Concerned New Yorkers and industry leaders are warning that the giant “green” delivery e-bikes currently being planned by the city’s Department of Transportation (DOT) will kill cyclists and crowd bike lanes.
“If this passes, there is no doubt this will end in dead cyclists,” community member Joel Gelb warned at a public hearing last week regarding New York City’s DOT proposal, according to a report by W42ST.
In an effort to cut carbon emissions, the NYC’s DOT is planning to bring 500-pound, four-wheeled cargo bikes — that can be up to 48 inches wide and will have a maximum speed of 20 miles per hour — to the city’s streets.
While DOT initially planned to unveil these bikes by August of this year, it later announced a 30-day window for comment by the public. Over 100 industry leaders and concerned residents took advantage of the public hearing to express their concerns.
“It’s the end of bike lanes,” Gelb added. “We can’t call them bike lanes anymore if it’s open to four-wheel trucks that are electric-powered and 500 pounds.”
Patricia Bennett, who has lived in New York City for 24 years, added, “I’ve never been scared here until now.”
Christine Berthet, founder of CHEKPEDS (Clinton Hell’s Kitchen Chelsea Coalition for Pedestrian Safety) and co-chair of Community Board 4’s transportation committee, said, “I applaud the effort to try to convert deliveries to cargo bikes. However, the proposed rules must keep the delivery vehicles where they belong — in the roadway.”
“They must not encroach on pedestrians on the sidewalks and they must not encourage illegal activities like riding on the sidewalk, a practice that has everyone up in arms,” Berthet added.
Local elected officials Council Member Erik Bottcher, Senator Brad Hoylman-Sigal, and Assembly Member Tony Simone echoed Berthet’s sentiments, saying in a written testimony, “It is our belief that this would be a negative change to the sidewalk space for pedestrians, and would encourage cyclists to ride on the sidewalk, an issue that is one of the most frequently brought up with our offices.”
“The single greatest impact DOT can make to accommodate and encourage the safe operation of e-micro-mobility is to update and expand infrastructure for non-motor vehicle use,” Council Member Gale Brewer said at the public hearing.
Brewer went on to suggest the following:
Most bike lanes are too narrow to accommodate 48-inch wide cargo bikes, let alone all the cyclists. DOT must widen existing lanes. Number two, wayfinding signage must be updated. Number three, the proposed rules state that cargo bikes may not be parked on a sidewalk while attended or unattended, except temporarily for the purpose of and while actually engaging commercially in loading and unloading property.

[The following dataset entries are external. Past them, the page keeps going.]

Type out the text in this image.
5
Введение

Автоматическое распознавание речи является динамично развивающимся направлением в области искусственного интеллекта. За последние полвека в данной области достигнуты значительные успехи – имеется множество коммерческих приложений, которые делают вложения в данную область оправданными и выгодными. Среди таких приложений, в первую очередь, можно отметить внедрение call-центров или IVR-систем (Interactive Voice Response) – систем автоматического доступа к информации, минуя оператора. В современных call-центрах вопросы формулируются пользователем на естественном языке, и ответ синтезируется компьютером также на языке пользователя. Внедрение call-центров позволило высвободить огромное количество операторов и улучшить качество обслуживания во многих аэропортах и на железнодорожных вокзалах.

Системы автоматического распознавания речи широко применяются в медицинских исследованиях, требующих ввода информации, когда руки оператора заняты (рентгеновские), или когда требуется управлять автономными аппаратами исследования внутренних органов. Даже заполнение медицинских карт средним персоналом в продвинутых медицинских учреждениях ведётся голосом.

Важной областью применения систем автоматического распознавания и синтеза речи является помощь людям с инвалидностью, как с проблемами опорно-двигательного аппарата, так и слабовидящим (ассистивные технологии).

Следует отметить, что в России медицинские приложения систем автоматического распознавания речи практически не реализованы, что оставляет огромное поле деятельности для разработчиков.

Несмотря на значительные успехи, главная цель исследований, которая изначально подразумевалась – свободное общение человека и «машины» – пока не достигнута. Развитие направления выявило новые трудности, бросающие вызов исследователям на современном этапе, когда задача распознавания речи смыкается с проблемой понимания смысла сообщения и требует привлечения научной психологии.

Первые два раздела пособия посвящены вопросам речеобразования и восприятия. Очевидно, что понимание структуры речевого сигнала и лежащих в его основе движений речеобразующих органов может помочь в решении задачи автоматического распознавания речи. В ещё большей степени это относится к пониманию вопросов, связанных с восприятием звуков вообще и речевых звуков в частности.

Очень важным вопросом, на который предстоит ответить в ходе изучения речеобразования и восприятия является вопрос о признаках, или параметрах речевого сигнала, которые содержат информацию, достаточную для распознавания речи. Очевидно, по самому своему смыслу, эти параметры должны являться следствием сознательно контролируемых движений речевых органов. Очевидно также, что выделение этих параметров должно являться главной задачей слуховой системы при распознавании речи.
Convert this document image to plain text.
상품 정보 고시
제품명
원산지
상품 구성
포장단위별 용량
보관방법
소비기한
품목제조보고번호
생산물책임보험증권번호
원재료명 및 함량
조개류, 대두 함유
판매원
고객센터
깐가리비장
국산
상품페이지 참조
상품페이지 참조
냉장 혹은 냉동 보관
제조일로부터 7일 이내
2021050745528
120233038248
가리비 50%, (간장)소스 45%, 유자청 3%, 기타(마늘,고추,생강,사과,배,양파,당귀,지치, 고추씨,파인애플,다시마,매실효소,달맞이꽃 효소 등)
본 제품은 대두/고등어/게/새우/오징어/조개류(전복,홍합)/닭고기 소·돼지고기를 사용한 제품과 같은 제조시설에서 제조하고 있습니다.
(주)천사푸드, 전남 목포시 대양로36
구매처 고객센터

Not everyone, however, agrees with the concerned residents and industry leaders. Elizabeth Adams of Transportation Alternatives reportedly said, “This proposed rule takes a step in the right direction to support commercial cargo bikes.”
“We urge the DOT to build new cargo bike delivery hubs to support local deliveries where goods can be transferred from truck to bike, which reduces congestion, pollution and traffic violence,” she added.
Earlier this year, New York City mayor Eric Adams claimed the move to implement these bigger bikes “will help New Yorkers get the items they need while reducing carbon emissions and traffic congestion — and getting dangerous trucks off our streets,” according to a report by New York Post.